Les incertitudes soulevées par cette proposition d’amendement peuvent donc désormais être mises de côté.

C. Mesures transitoires

Le gouvernement du Québec accorde une marge de manœuvre relative aux entreprises qui doivent se conformer à ces nouvelles exigences d’ici le 1er juin 2025, en leur octroyant jusqu’au 1er juin 2027 pour écouler leurs produits non conformes. Ce délai de grâce ne vise toutefois que la conformité à l’exception relative aux marques de commerce11.

Ainsi, jusqu’au 1er juin 2027, les entreprises concernées pourront continuer à vendre, distribuer, louer ou offrir les produits non conformes aux nouvelles règles et fabriqués avant le 1er juin 2025.

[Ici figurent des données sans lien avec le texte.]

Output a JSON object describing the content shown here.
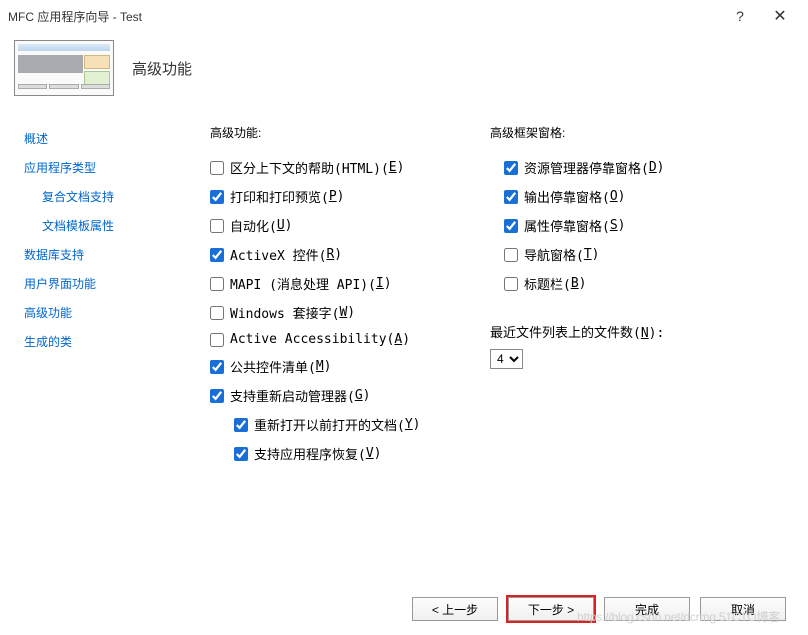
{
  "window": {
    "title": "MFC 应用程序向导 - Test"
  },
  "header": {
    "title": "高级功能"
  },
  "sidebar": {
    "items": [
      {
        "label": "概述",
        "sub": false
      },
      {
        "label": "应用程序类型",
        "sub": false
      },
      {
        "label": "复合文档支持",
        "sub": true
      },
      {
        "label": "文档模板属性",
        "sub": true
      },
      {
        "label": "数据库支持",
        "sub": false
      },
      {
        "label": "用户界面功能",
        "sub": false
      },
      {
        "label": "高级功能",
        "sub": false
      },
      {
        "label": "生成的类",
        "sub": false
      }
    ]
  },
  "left": {
    "heading": "高级功能:",
    "items": [
      {
        "label": "区分上下文的帮助(HTML)(",
        "accel": "E",
        "tail": ")",
        "checked": false,
        "sub": false
      },
      {
        "label": "打印和打印预览(",
        "accel": "P",
        "tail": ")",
        "checked": true,
        "sub": false
      },
      {
        "label": "自动化(",
        "accel": "U",
        "tail": ")",
        "checked": false,
        "sub": false
      },
      {
        "label": "ActiveX 控件(",
        "accel": "R",
        "tail": ")",
        "checked": true,
        "sub": false
      },
      {
        "label": "MAPI (消息处理 API)(",
        "accel": "I",
        "tail": ")",
        "checked": false,
        "sub": false
      },
      {
        "label": "Windows 套接字(",
        "accel": "W",
        "tail": ")",
        "checked": false,
        "sub": false
      },
      {
        "label": "Active Accessibility(",
        "accel": "A",
        "tail": ")",
        "checked": false,
        "sub": false
      },
      {
        "label": "公共控件清单(",
        "accel": "M",
        "tail": ")",
        "checked": true,
        "sub": false
      },
      {
        "label": "支持重新启动管理器(",
        "accel": "G",
        "tail": ")",
        "checked": true,
        "sub": false
      },
      {
        "label": "重新打开以前打开的文档(",
        "accel": "Y",
        "tail": ")",
        "checked": true,
        "sub": true
      },
      {
        "label": "支持应用程序恢复(",
        "accel": "V",
        "tail": ")",
        "checked": true,
        "sub": true
      }
    ]
  },
  "right": {
    "heading": "高级框架窗格:",
    "items": [
      {
        "label": "资源管理器停靠窗格(",
        "accel": "D",
        "tail": ")",
        "checked": true
      },
      {
        "label": "输出停靠窗格(",
        "accel": "O",
        "tail": ")",
        "checked": true
      },
      {
        "label": "属性停靠窗格(",
        "accel": "S",
        "tail": ")",
        "checked": true
      },
      {
        "label": "导航窗格(",
        "accel": "T",
        "tail": ")",
        "checked": false
      },
      {
        "label": "标题栏(",
        "accel": "B",
        "tail": ")",
        "checked": false
      }
    ],
    "mru_label": "最近文件列表上的文件数(",
    "mru_accel": "N",
    "mru_tail": "):",
    "mru_value": "4"
  },
  "footer": {
    "back": "< 上一步",
    "next": "下一步 >",
    "finish": "完成",
    "cancel": "取消"
  },
  "watermark": "https://blog.csdn.net/dcrmg  51CTO博客"
}
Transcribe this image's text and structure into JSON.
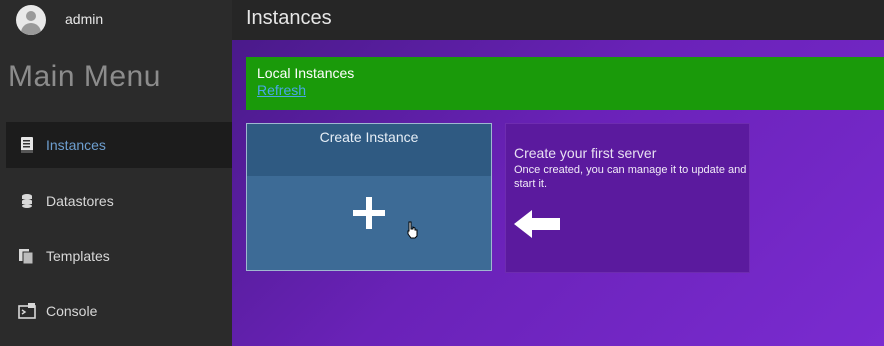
{
  "user": {
    "name": "admin",
    "avatar_icon": "user-avatar-icon"
  },
  "sidebar": {
    "title": "Main Menu",
    "items": [
      {
        "label": "Instances",
        "icon": "document-icon",
        "active": true
      },
      {
        "label": "Datastores",
        "icon": "database-icon",
        "active": false
      },
      {
        "label": "Templates",
        "icon": "templates-icon",
        "active": false
      },
      {
        "label": "Console",
        "icon": "console-icon",
        "active": false
      }
    ]
  },
  "header": {
    "title": "Instances"
  },
  "banner": {
    "title": "Local Instances",
    "refresh_label": "Refresh",
    "color": "#1a9a0a"
  },
  "create_card": {
    "title": "Create Instance",
    "icon": "plus-icon"
  },
  "info_card": {
    "title": "Create your first server",
    "description": "Once created, you can manage it to update and start it.",
    "icon": "arrow-left-icon"
  },
  "colors": {
    "accent": "#6e9fd0",
    "content_bg": "#6a22b8",
    "card_blue": "#3d6b96"
  }
}
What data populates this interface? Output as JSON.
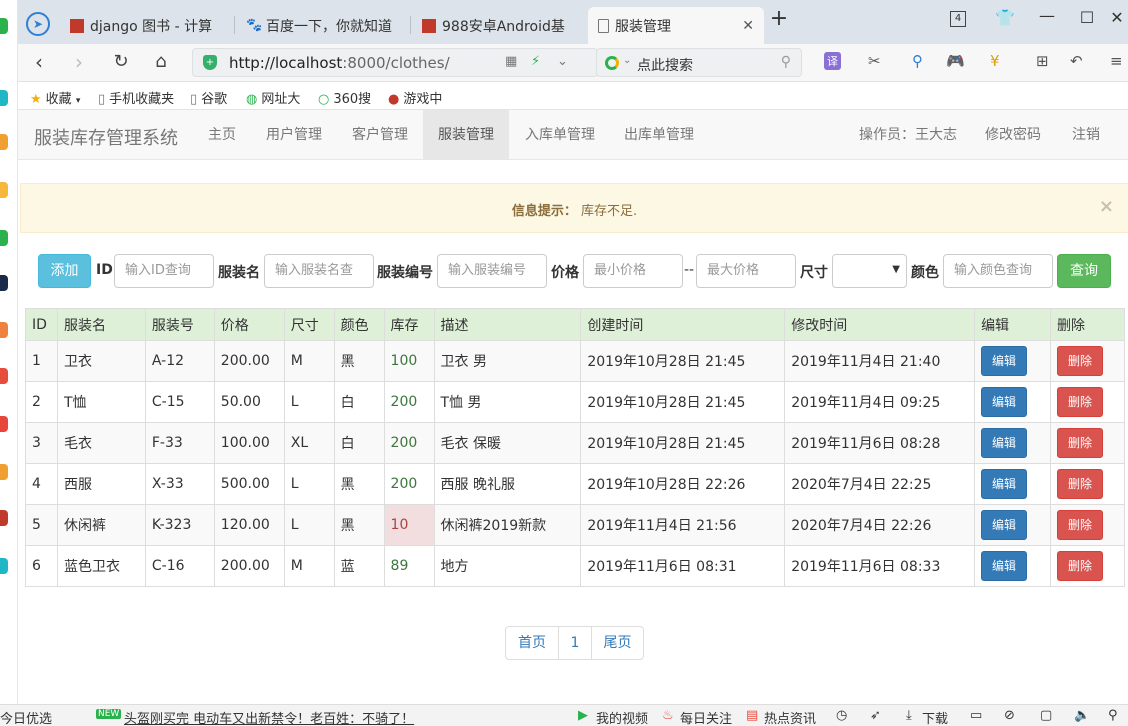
{
  "browser": {
    "tabs": [
      {
        "title": "django 图书 - 计算",
        "favicon": "red-square-icon"
      },
      {
        "title": "百度一下，你就知道",
        "favicon": "baidu-paw-icon"
      },
      {
        "title": "988安卓Android基",
        "favicon": "red-square-icon"
      },
      {
        "title": "服装管理",
        "favicon": "document-icon",
        "active": true
      }
    ],
    "tab_count_badge": "4",
    "url_host": "http://localhost",
    "url_rest": ":8000/clothes/",
    "search_placeholder": "点此搜索",
    "bookmarks": [
      {
        "label": "收藏",
        "icon": "star-icon"
      },
      {
        "label": "手机收藏夹",
        "icon": "document-icon"
      },
      {
        "label": "谷歌",
        "icon": "document-icon"
      },
      {
        "label": "网址大",
        "icon": "globe-icon"
      },
      {
        "label": "360搜",
        "icon": "search-ring-icon"
      },
      {
        "label": "游戏中",
        "icon": "game-icon"
      }
    ],
    "translate_label": "译"
  },
  "app": {
    "brand": "服装库存管理系统",
    "nav": [
      "主页",
      "用户管理",
      "客户管理",
      "服装管理",
      "入库单管理",
      "出库单管理"
    ],
    "active_nav": "服装管理",
    "operator": "操作员：王大志",
    "change_password": "修改密码",
    "logout": "注销"
  },
  "alert": {
    "label": "信息提示：",
    "message": "库存不足.",
    "close": "×"
  },
  "filters": {
    "add_label": "添加",
    "id_label": "ID",
    "id_placeholder": "输入ID查询",
    "name_label": "服装名",
    "name_placeholder": "输入服装名查",
    "code_label": "服装编号",
    "code_placeholder": "输入服装编号",
    "price_label": "价格",
    "min_price_placeholder": "最小价格",
    "sep": "--",
    "max_price_placeholder": "最大价格",
    "size_label": "尺寸",
    "size_value": "",
    "color_label": "颜色",
    "color_placeholder": "输入颜色查询",
    "query_label": "查询"
  },
  "table": {
    "headers": [
      "ID",
      "服装名",
      "服装号",
      "价格",
      "尺寸",
      "颜色",
      "库存",
      "描述",
      "创建时间",
      "修改时间",
      "编辑",
      "删除"
    ],
    "edit_label": "编辑",
    "delete_label": "删除",
    "rows": [
      {
        "id": "1",
        "name": "卫衣",
        "code": "A-12",
        "price": "200.00",
        "size": "M",
        "color": "黑",
        "stock": "100",
        "desc": "卫衣 男",
        "created": "2019年10月28日 21:45",
        "modified": "2019年11月4日 21:40",
        "low": false
      },
      {
        "id": "2",
        "name": "T恤",
        "code": "C-15",
        "price": "50.00",
        "size": "L",
        "color": "白",
        "stock": "200",
        "desc": "T恤 男",
        "created": "2019年10月28日 21:45",
        "modified": "2019年11月4日 09:25",
        "low": false
      },
      {
        "id": "3",
        "name": "毛衣",
        "code": "F-33",
        "price": "100.00",
        "size": "XL",
        "color": "白",
        "stock": "200",
        "desc": "毛衣 保暖",
        "created": "2019年10月28日 21:45",
        "modified": "2019年11月6日 08:28",
        "low": false
      },
      {
        "id": "4",
        "name": "西服",
        "code": "X-33",
        "price": "500.00",
        "size": "L",
        "color": "黑",
        "stock": "200",
        "desc": "西服 晚礼服",
        "created": "2019年10月28日 22:26",
        "modified": "2020年7月4日 22:25",
        "low": false
      },
      {
        "id": "5",
        "name": "休闲裤",
        "code": "K-323",
        "price": "120.00",
        "size": "L",
        "color": "黑",
        "stock": "10",
        "desc": "休闲裤2019新款",
        "created": "2019年11月4日 21:56",
        "modified": "2020年7月4日 22:26",
        "low": true
      },
      {
        "id": "6",
        "name": "蓝色卫衣",
        "code": "C-16",
        "price": "200.00",
        "size": "M",
        "color": "蓝",
        "stock": "89",
        "desc": "地方",
        "created": "2019年11月6日 08:31",
        "modified": "2019年11月6日 08:33",
        "low": false
      }
    ]
  },
  "pagination": {
    "first": "首页",
    "page": "1",
    "last": "尾页"
  },
  "statusbar": {
    "left": "今日优选",
    "new_badge": "NEW",
    "headline": "头盔刚买完 电动车又出新禁令！老百姓：不骑了！",
    "my_video": "我的视频",
    "daily": "每日关注",
    "hot": "热点资讯",
    "download": "下载"
  },
  "colors": {
    "primary": "#337ab7",
    "danger": "#d9534f",
    "success": "#5cb85c",
    "info": "#5bc0de",
    "table_header": "#dff0d8",
    "alert_bg": "#fcf8e3"
  }
}
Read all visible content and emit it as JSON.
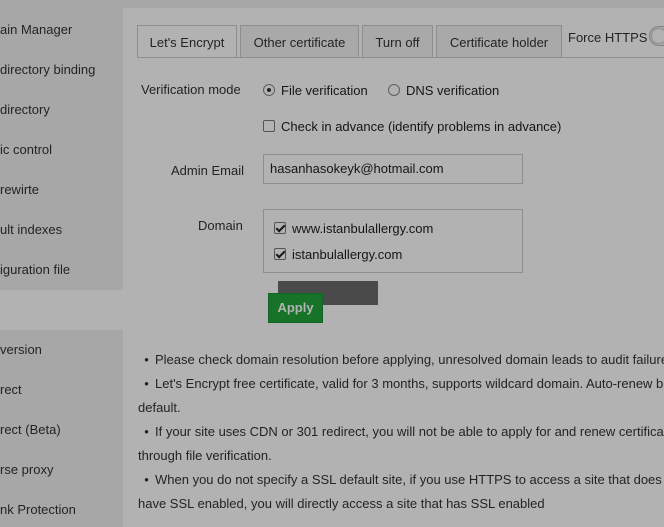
{
  "sidebar": {
    "items": [
      {
        "label": "ain Manager"
      },
      {
        "label": "directory binding"
      },
      {
        "label": "directory"
      },
      {
        "label": "ic control"
      },
      {
        "label": "rewirte"
      },
      {
        "label": "ult indexes"
      },
      {
        "label": "iguration file"
      },
      {
        "label": "version"
      },
      {
        "label": "rect"
      },
      {
        "label": "rect (Beta)"
      },
      {
        "label": "rse proxy"
      },
      {
        "label": "nk Protection"
      }
    ]
  },
  "tabs": [
    {
      "label": "Let's Encrypt",
      "active": true
    },
    {
      "label": "Other certificate"
    },
    {
      "label": "Turn off"
    },
    {
      "label": "Certificate holder"
    }
  ],
  "force_https": {
    "label": "Force HTTPS",
    "enabled": false
  },
  "verification": {
    "label": "Verification mode",
    "options": [
      {
        "label": "File verification",
        "selected": true
      },
      {
        "label": "DNS verification",
        "selected": false
      }
    ],
    "check_advance": {
      "label": "Check in advance (identify problems in advance)",
      "checked": false
    }
  },
  "admin_email": {
    "label": "Admin Email",
    "value": "hasanhasokeyk@hotmail.com"
  },
  "domain": {
    "label": "Domain",
    "items": [
      {
        "label": "www.istanbulallergy.com",
        "checked": true
      },
      {
        "label": "istanbulallergy.com",
        "checked": true
      }
    ]
  },
  "apply_label": "Apply",
  "notes": [
    "Please check domain resolution before applying, unresolved domain leads to audit failure",
    "Let's Encrypt free certificate, valid for 3 months, supports wildcard domain. Auto-renew b",
    "default.",
    "If your site uses CDN or 301 redirect, you will not be able to apply for and renew certifica",
    "through file verification.",
    "When you do not specify a SSL default site, if you use HTTPS to access a site that does no",
    "have SSL enabled, you will directly access a site that has SSL enabled"
  ],
  "colors": {
    "accent": "#20a53a",
    "overlay": "rgba(0,0,0,0.30)"
  }
}
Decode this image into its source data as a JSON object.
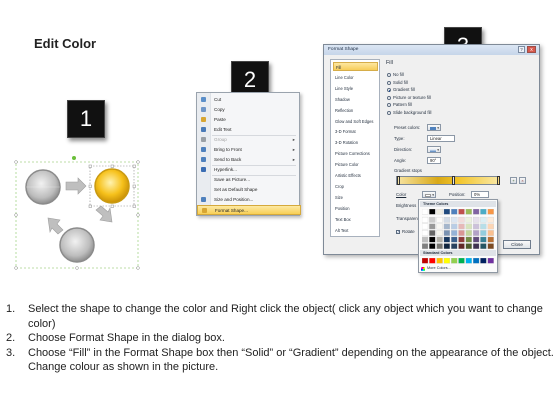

Notons que le Règlement précise également que ce délai de grâce s’applique aussi au produit fabriqué entre le 1er juin 2025 et le 31 décembre 2025 et qui est visé par les nouvelles normes relatives à l’étiquetage prévues par le Règlement modifiant le Règlement sur les aliments et drogues (symboles nutritionnels, autres dispositions d’étiquetage, vitamine D et graisses ou huiles hydrogénées) ou par le Règlement modifiant le Règlement sur les aliments et drogues et le Règlement sur le cannabis (aliments supplémentés)12.

2. Affichage public et publicité commerciale

A. Exception pour les marques de commerce

La Charte prévoit que l’affichage public et la publicité commerciale doivent en principe se faire en français. Ils peuvent être faits à la fois et en français dans une autre langue, à la condition que le français y figure de façon « nettement prédominante »13.

La Loi 96 avait introduit une exception similaire à celle applicable aux inscriptions sur les produits pour les marques de commerce dans une autre langue que le français, afin de permettre l’emploi d’une marque déposée uniquement dans une autre langue que le français dans l’affichage public et la publicité commerciale14.

De façon similaire aux règles pour les inscriptions sur les produits, le Règlement précise qu’une marque de commerce autre qu’une marque enregistrée pourra être rédigée dans l’affichage public et la publicité commerciale uniquement dans une autre langue que le français, si cette marque est reconnue et qu’il n’en existe aucune version correspondante en français au registre des marques de commerce15.

Il convient de noter que le français doit toujours figurer de façon nettement prédominante dans l’affichage public visible depuis l’extérieur d’un local, et ce, même si cette exception s’applique et qu’une marque de commerce dans une autre langue y apparaît16.

Entrée en vigueur : 1er juin 2025.

B. Nette prédominance et affichage public visible depuis l’extérieur d’un local

À partir du 1er juin 2025, de nouvelles dispositions encadreront la notion de « nette prédominance ». Le règlement qui définit présentement cette notion sera quant à lui abrogé17.

Dans l’affichage public et la publicité commerciale, le français sera considéré comme figurant de façon nettement prédominante lorsque le texte en français aura un « impact visuel beaucoup plus important » que le texte dans une autre langue18. Pour que le texte en français ait un impact visuel beaucoup plus important, il faut, pour un même champ visuel, que les conditions suivantes soient réunies :

  • l’espace consacré au texte rédigé en français soit au moins deux fois plus grand que celui dans une autre langue;
  • sa lisibilité et sa visibilité permanente soient au moins équivalentes à celles du texte dans une autre langue19.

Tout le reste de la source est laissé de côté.